The effect of Johnson’s tax cut would be to explode the gap between Scottish and English taxpayers into a chasm. What’s more, National Insurance is not devolved and Johnson has said nothing to indicate he is prepared to change that. Under his plan, then, Scots would have to fork over more in NICs so that people in Surrey could catch a break. To buy the votes of Tory MPs, Johnson has devised a tax cut for higher earners in England that would function as a middle-class Poll Tax in Scotland, all the while detonating the Tories’ decade-long efforts on the national debt. The oiks got austerity, the comfortable get a wad — and the Jocks get hee-haw. Johnson says his proposals would allow us to ‘go for much greater economic growth’ but they sound more like the economics of Alan B’Stard.

Unsurprisingly, the SNP is already all over this. One of its MSPs was wheeled out on Monday morning to say: ‘Scottish taxpayers now face the prospect of paying for a tax cut for the likes of Boris Johnson and his cronies. That would be entirely indefensible – and is only likely to see a further rise in support for independence, which would give Scotland full powers over tax.’ To secessionists, everything that happens under the living sun is grounds for secession but it’s hard to see a Johnson victory as anything other than a thumping defeat for Ruth Davidson. Her revival of the Scottish Tory Party has been largely achieved by downplaying its Toryness and emphasising instead its position as the strongest opposition to the SNP. She was hoping this strategy would partially pave her path to victory in the 2021 Holyrood election. That was already a big ask, though not impossible, but Johnson as prime minister would surely bury her chances. She would become the Edinburgh sales rep for a product that was already toxic among Scots before it involved subsidising tax cuts for the south-east of England. Johnson’s leadership campaign ought to register with the Electoral Commission as a donor-in-kind to the SNP.

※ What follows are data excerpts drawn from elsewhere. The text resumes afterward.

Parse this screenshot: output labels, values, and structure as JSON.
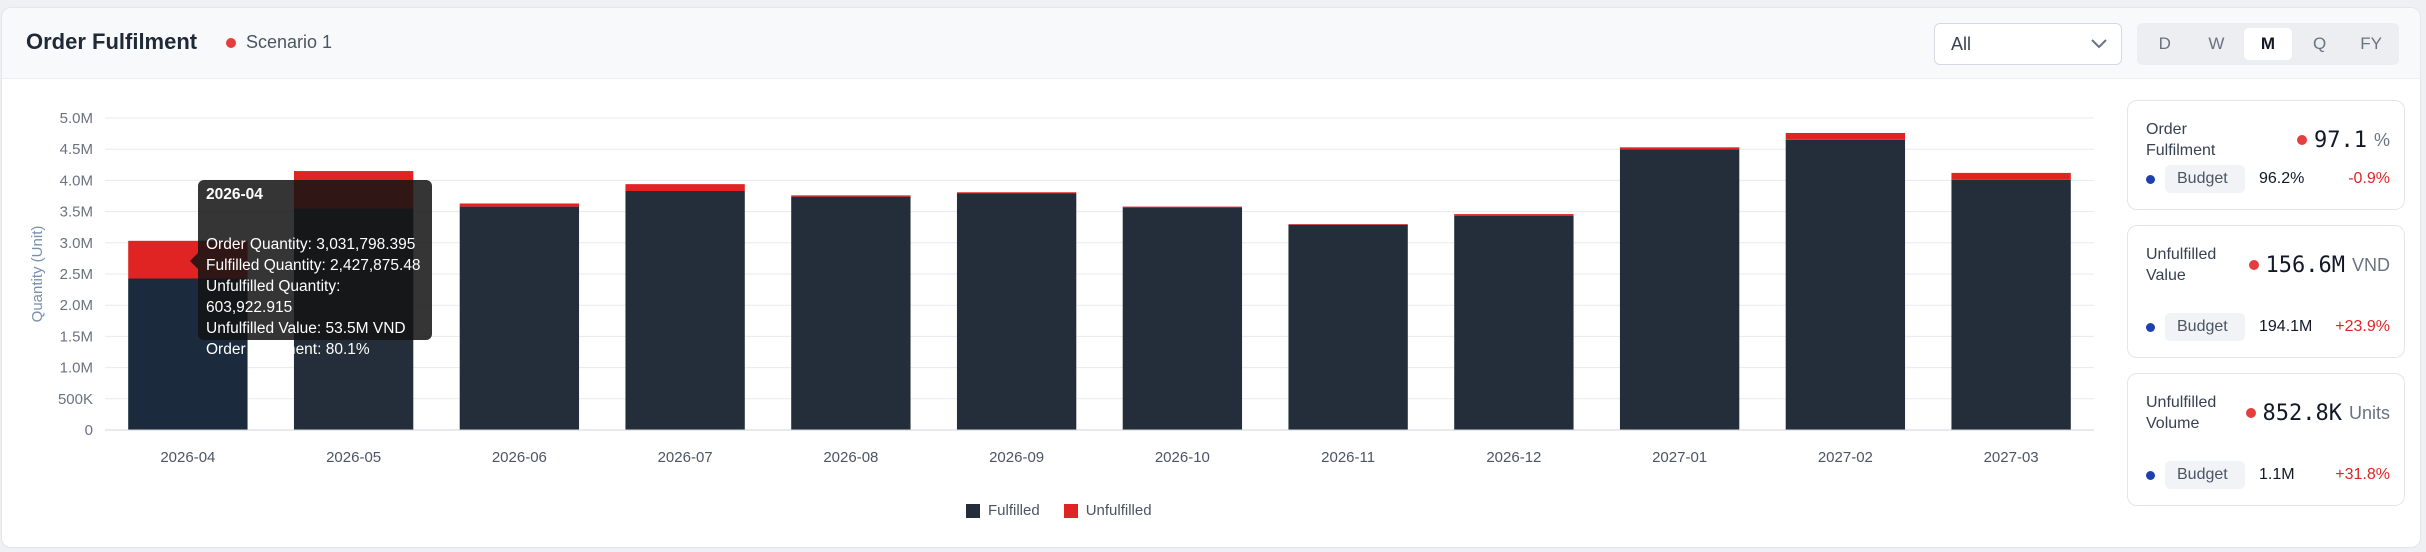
{
  "header": {
    "title": "Order Fulfilment",
    "scenario_label": "Scenario 1",
    "scenario_color": "#e53e3e",
    "filter_value": "All",
    "periods": [
      "D",
      "W",
      "M",
      "Q",
      "FY"
    ],
    "active_period": "M"
  },
  "chart_data": {
    "type": "bar",
    "stacked": true,
    "categories": [
      "2026-04",
      "2026-05",
      "2026-06",
      "2026-07",
      "2026-08",
      "2026-09",
      "2026-10",
      "2026-11",
      "2026-12",
      "2027-01",
      "2027-02",
      "2027-03"
    ],
    "series": [
      {
        "name": "Fulfilled",
        "color": "#242e3a",
        "values": [
          2427875.48,
          3550000,
          3580000,
          3830000,
          3740000,
          3790000,
          3570000,
          3290000,
          3430000,
          4500000,
          4650000,
          4010000
        ]
      },
      {
        "name": "Unfulfilled",
        "color": "#e02424",
        "values": [
          603922.915,
          600000,
          50000,
          110000,
          20000,
          20000,
          10000,
          10000,
          30000,
          30000,
          110000,
          110000
        ]
      }
    ],
    "ylabel": "Quantity (Unit)",
    "ylim": [
      0,
      5000000
    ],
    "yticks": [
      "0",
      "500K",
      "1.0M",
      "1.5M",
      "2.0M",
      "2.5M",
      "3.0M",
      "3.5M",
      "4.0M",
      "4.5M",
      "5.0M"
    ],
    "grid": true,
    "legend_position": "bottom",
    "highlight_index": 0,
    "tooltip": {
      "title": "2026-04",
      "lines": [
        "Order Quantity: 3,031,798.395",
        "Fulfilled Quantity: 2,427,875.48",
        "Unfulfilled Quantity: 603,922.915",
        "Unfulfilled Value: 53.5M VND",
        "Order Fulfilment: 80.1%"
      ]
    }
  },
  "kpis": [
    {
      "label": "Order Fulfilment",
      "value": "97.1",
      "unit": "%",
      "dot_color": "#e53e3e",
      "budget_label": "Budget",
      "budget_value": "96.2%",
      "variance": "-0.9%",
      "budget_dot_color": "#1e40af"
    },
    {
      "label": "Unfulfilled Value",
      "value": "156.6M",
      "unit": "VND",
      "dot_color": "#e53e3e",
      "budget_label": "Budget",
      "budget_value": "194.1M",
      "variance": "+23.9%",
      "budget_dot_color": "#1e40af"
    },
    {
      "label": "Unfulfilled Volume",
      "value": "852.8K",
      "unit": "Units",
      "dot_color": "#e53e3e",
      "budget_label": "Budget",
      "budget_value": "1.1M",
      "variance": "+31.8%",
      "budget_dot_color": "#1e40af"
    }
  ]
}
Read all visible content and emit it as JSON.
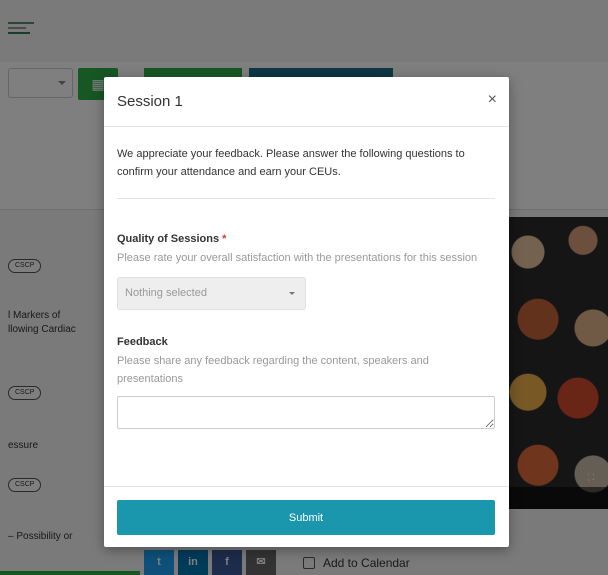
{
  "background": {
    "tags": [
      "CSCP",
      "CSCP",
      "CSCP"
    ],
    "list_texts": [
      "l Markers of",
      "llowing Cardiac",
      "essure",
      "– Possibility or"
    ],
    "share_labels": [
      "t",
      "in",
      "f",
      "✉"
    ],
    "add_to_calendar": "Add to Calendar"
  },
  "modal": {
    "title": "Session 1",
    "close_label": "×",
    "intro": "We appreciate your feedback. Please answer the following questions to confirm your attendance and earn your CEUs.",
    "question1": {
      "label": "Quality of Sessions",
      "required_mark": "*",
      "help": "Please rate your overall satisfaction with the presentations for this session",
      "selected": "Nothing selected"
    },
    "question2": {
      "label": "Feedback",
      "help": "Please share any feedback regarding the content, speakers and presentations",
      "value": ""
    },
    "submit_label": "Submit"
  },
  "colors": {
    "submit": "#1a97ad",
    "required": "#e2342e",
    "green": "#2eae49",
    "teal": "#1d6f8a"
  }
}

Scottish devolution has been with us for 20 years now and while devo-proofing national policy can be a pain, it is a basic requirement for anyone seeking to be prime minister. His critics will say Johnson’s tax policy proves he doesn’t care about Scotland. Perhaps, but a more plausible explanation is that the impact on Scottish income tax levels simply did not cross the mind of anyone on Team Boris. When it comes to Scotland, Johnson’s problem isn’t apathy so much as ignorance. There’s a reason the SNP has everything crossed for him.